Cyrus Mistry focused more on Tata Group's debt: report
26 October 2016
Tata Group's investments in some unprofitable businesses could cost the group close to $18 billion in writedowns, reports citing an internal letter the ousted chairman Cyrus Mistry sent to the company's board as stating.
Mistry was unceremoniously ousted from the chairman's post on Monday by the Tata Sons board for reasons not officially made public by the group. Reports attribute Mistry's ouster to his falling out of favour with family patriarch Ratan Tata and the powerful trusts, which own two-thirds of the group.
Tata is said to have become increasingly frustrated by Mistry's focus on divestments.
Mistry in his letter, reported to have stated that the Indian Hotels Co, passenger-vehicle operations of Tata Motors Ltd, the loss-making European steel operations of Tata Steel, its telecom venture and a ultra mega western Indian power plant of Tata Power are "legacy hotspots" of the company.

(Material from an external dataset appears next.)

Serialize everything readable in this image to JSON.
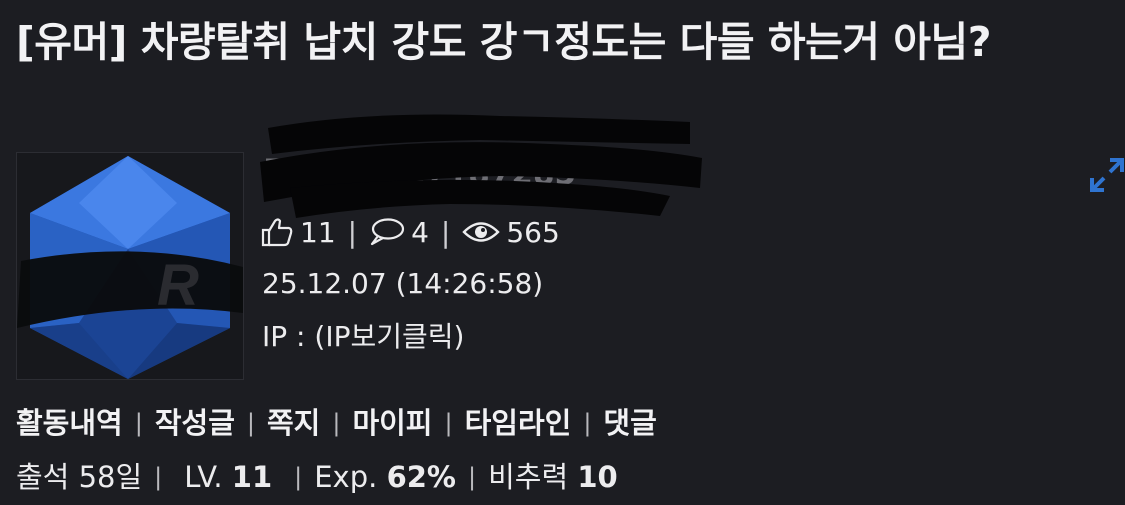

"A realistic assessment of the fair value (of) these businesses could potentially result in a write down over time of about Rs118,000 crores ($18 billion)," Mistry is reported to have said in the email.
In the email, Mistry said that he faced constant interference by Ratan Tata, to the point that he was pushed into becoming a "lame duck".
Ratan Tata dramatically returned to the helm of the family business this week after Cyrus Mistry was ousted as the chairman of the Tata Group.
The abrupt sacking of Mistry on Monday, however was unprecedented in the history of the 148-year-old organization.
Tata Group's revenue slipped 4.6 per cent for the financial year ended March to about $103 billion.
Ratan Tata had led the company for 21 years during which the group's revenues had grown from around $6 billion to $100 billion as he made a string of big-ticket purchases.
The difference is while Tata bought businesses like JLR, Britain's Tetley Tea and Anglo-Dutch steel firm Corus, Mistry focused on reducing the group's $30 billion debt level by selling assets and refinancing loans.